Manufacturers of disposable laryngoscopes often tout the benefits of their products over reusable laryngoscopes by claiming less environmental impact due to eliminating chemicals used in reprocessing,⁹  less risk of infection,¹⁰  recyclability of their product⁹  and decreased cost.¹¹  In contrast, a recent life cycle analysis comparing single-use disposable versus reusable laryngoscopes refuted these claims. According to this analysis, disposable handles/blades were more harmful in all environmental impact categories. In particular, the analysis showed the disposable laryngoscope handles and blades generate significantly higher greenhouse gas emissions (16-25 times and six to eight times, respectively) compared to their reusable counterparts. This analysis included all the materials, energy and chemicals used for natural resource extraction, manufacturing, packaging, transportation, cleaning/reuse and eventual waste management. In addition, the financial analysis estimated a total facility cost increase of nearly $800,000 to substitute single-use disposable rigid laryngoscopes per year in a large academic medical center that performs 60,000 intubations annually.¹²  Of note, some aspects of life cycle assessment are context-specific. Life cycle assessments performed in the United States and Europe are favoring reusable equipment, whereas those performed in Australia (where the predominant energy source used for facility reprocessing is brown coal) tend to favor disposable equipment.^13,14  The conclusion here should be to advocate for improved energy sources, rather than to argue for adoption of disposable equipment in all cases.
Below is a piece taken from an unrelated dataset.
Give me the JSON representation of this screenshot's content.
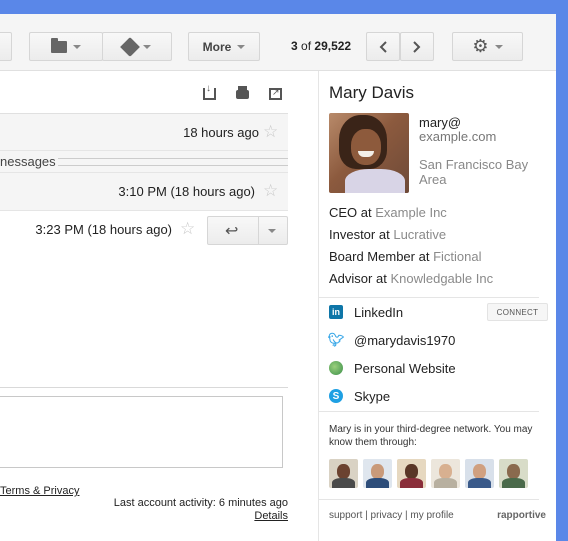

Literature searches, product checklists and life cycle analyses are tools that should be utilized before allowing the claim to influence purchasing decisions. Reduced carbon foot-print, superior infection prevention, recyclability and lower costs are claims frequently touted in the advertising of single-use health care equipment. A thorough review of the literature, including that outside of the health care sector, will confirm or debunk many of these claims. In addition, the ASA Environmental Task Force website provides an overview of considerations regarding equipment choices in an open-source Greening the Operating Room and Perioperative Arena manual, as well as other valuable resources.¹⁵ 

Knowledge of your hospital’s policies and procurement processes will allow you to guide your institution toward a more environmentally sustainable supply chain. Anesthesiologists should continue speaking as expert users who bring clinical knowledge and global health concerns to the decision-making process.

Author note: Both authors contributed equally to this article.